Este fenómeno, conocido como el “Efecto Mundial”, no es nuevo en la industria, pero sí presenta características particulares en esta edición. A diferencia de ciclos anteriores, el mercado llega con mayor madurez tecnológica, caída sostenida de precios y una competencia intensa entre fabricantes asiáticos y coreanos que amplía la oferta en rangos de precio más accesibles.
Las pantallas de 65 pulgadas en adelante lideran la demanda. El consumidor busca una experiencia inmersiva que transforme la sala en un estadio doméstico. Las tecnologías Mini LED y OLED destacan por su alto contraste, mayor brillo y mejor manejo del movimiento, cualidades especialmente visibles durante transmisiones deportivas de alta definición.
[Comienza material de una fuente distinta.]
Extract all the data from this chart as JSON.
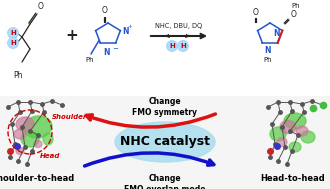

La creciente presencia de una diversidad de marcas ha sido determinante en esta expansión. Al ofrecer tecnologías avanzadas a precios más competitivos, estas compañías han acelerado la democratización de formatos grandes y paneles premium en la región. Esto ha permitido que segmentos de ingreso medio accedan a experiencias visuales que hace pocos años estaban reservadas al mercado de gama alta. Hasta los bordes cuentan hoy en día para enriquecer y diversificar los casos de uso.
El fenómeno no se limita a los televisores. Las barras de sonido y sistemas de audio envolvente también muestran un crecimiento relevante. El consumidor no solo busca imagen de alta calidad, sino una experiencia completa que capture el ambiente del estadio y potencie la transmisión deportiva.
Desde una perspectiva de industria, el Mundial actúa como catalizador de renovación. Muchos hogares en Latinoamérica cambian su televisor cada seis o siete años, y un evento de esta magnitud funciona como punto de decisión psicológica. La fecha del torneo establece un límite claro: si no se renueva antes, la experiencia se percibe como incompleta.
A diferencia de ciclos anteriores, el contexto económico y tecnológico actual sugiere que este repunte podría dejar un parque instalado más avanzado. La combinación de financiamiento accesible, competencia agresiva entre fabricantes y mayor disponibilidad de contenidos en alta resolución fortalece la tendencia.
El “Efecto Mundial 2026” demuestra que la adopción tecnológica no depende únicamente de innovación, sino también de emoción colectiva. En Latinoamérica, donde el fútbol tiene un peso cultural profundo, la Copa del Mundo se convierte en un motor de consumo que redefine estándares de calidad en el hogar.
El torneo dura un mes, pero la inversión en tecnología audiovisual se proyecta a varios años. Más que un pico temporal de ventas, el Mundial 2026 podría consolidar una nueva base tecnológica en millones de hogares de la región, elevando las expectativas del consumidor para los siguientes 4 años que están por venir.